Aside from those who might suggest that King would know all about ‘incompetence of a high order’ it is still true that “None …. believe this deal makes any sense. It is time to think again, and the first step is to reject a deal that is the worst of all worlds“.

King goes on to cast doubt on the effect of Brexit to the economy as compiled by the Bank of England, which is a nice reversion of loyalties, but it still seems to me he is concentrating on gloss and not essentials.

Basically any Brexit will entail significant economic disruption – why else has Rees Mogg sent his investment management operations scurrying to Dublin or Redwood advised his clients to avoid investment in Britain during the period of Brexit?

What is gained in return for this disruption?

Possibly first, the dissolution of the United Kingdom without consent – which, first nobody voted for, and second, Northern Ireland voted to remain and so in favour of the Good Friday Agreement which prevents physical infrastrucure on the border and enshrines free movement.

Possibly second, keeping the UK as an ‘EU vassal state’ as Rees Mogg would term it, which stays, pays and has no say – which is pretty much May’s agreement.

All of these things are likely to make the vast majority of UK citizens more endangered and poorer.

Now it could be argued that this is a temporary penalty – and it may be – but even Rees Mogg has suggested the hit might be 50 years. So making two generations poorer seems to be worth it for the third and fourth generations. Really? Have these geniuses ever studied history?

Still, in the event of the break off of Northern Ireland from the UK there would be a trade deal negotiated for mainland Britain – albeit amid even more prolonged uncertainty. How is that advantageous?

Yet the plan B could be only an exit on WTO terms, which would make the UK unique in the world and at a time when Trump wants to break up the WTO and has prevented the appointment of appeal judges with just four of the seven left  – and with another two due to retire in 2019. Sunny uplands they are not.

How, practically, can it be worth it?

Candidly, it cannot.*

Idealogues do not believe in practice of course, thus the idealogically driven ERG Tory Brexiters had never thought of anything but the idea. And zealotry defines them. And yet they are a substantial portion of the supposedly practical and ‘one nation’ Conservative Party.

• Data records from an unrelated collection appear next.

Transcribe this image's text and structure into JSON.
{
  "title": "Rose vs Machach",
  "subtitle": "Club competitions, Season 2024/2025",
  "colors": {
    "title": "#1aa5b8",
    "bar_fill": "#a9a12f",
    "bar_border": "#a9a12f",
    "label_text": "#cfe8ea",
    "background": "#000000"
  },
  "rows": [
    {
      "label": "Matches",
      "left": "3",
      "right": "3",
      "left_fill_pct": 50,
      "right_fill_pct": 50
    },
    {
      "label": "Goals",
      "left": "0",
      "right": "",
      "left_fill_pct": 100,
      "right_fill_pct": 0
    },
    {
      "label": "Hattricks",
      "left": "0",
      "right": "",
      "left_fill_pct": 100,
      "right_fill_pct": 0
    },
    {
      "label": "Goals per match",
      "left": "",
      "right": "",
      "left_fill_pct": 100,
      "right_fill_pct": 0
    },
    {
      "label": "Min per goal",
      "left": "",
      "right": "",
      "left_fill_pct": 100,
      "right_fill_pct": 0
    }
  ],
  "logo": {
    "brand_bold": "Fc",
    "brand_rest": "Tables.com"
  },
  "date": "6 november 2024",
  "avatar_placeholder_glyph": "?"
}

Conservatives which are not one nation and not practical is quite an indictment. No wonder Ken Clarke thinks he will retire.

It certainly looks like incompetence of a high order but equally as important is that idealogues don’t think.

Every schoolboy knows that if you ask a stupid question, you get a stupid answer.

 

*It’s only possible accidental purpose, if as I suspect, we eventually stay, will be to marshall all forces for ‘better together’ (which, even the SNP may have to accept if we stay)

Comments

  1. Jennifer (aka Jeni, Havantaclu) Parsons -

    Idealogues have always made poor politicians, as Danton, Robespierre and Co found out! Unfortunately the ones who did the original thinking also perished in the mayhem.
    The individual British nations are finding their voices, and their peoples will, I hope, find some direction away from neo-liberalism. Whether or not those nations are ‘better together’ – or apart.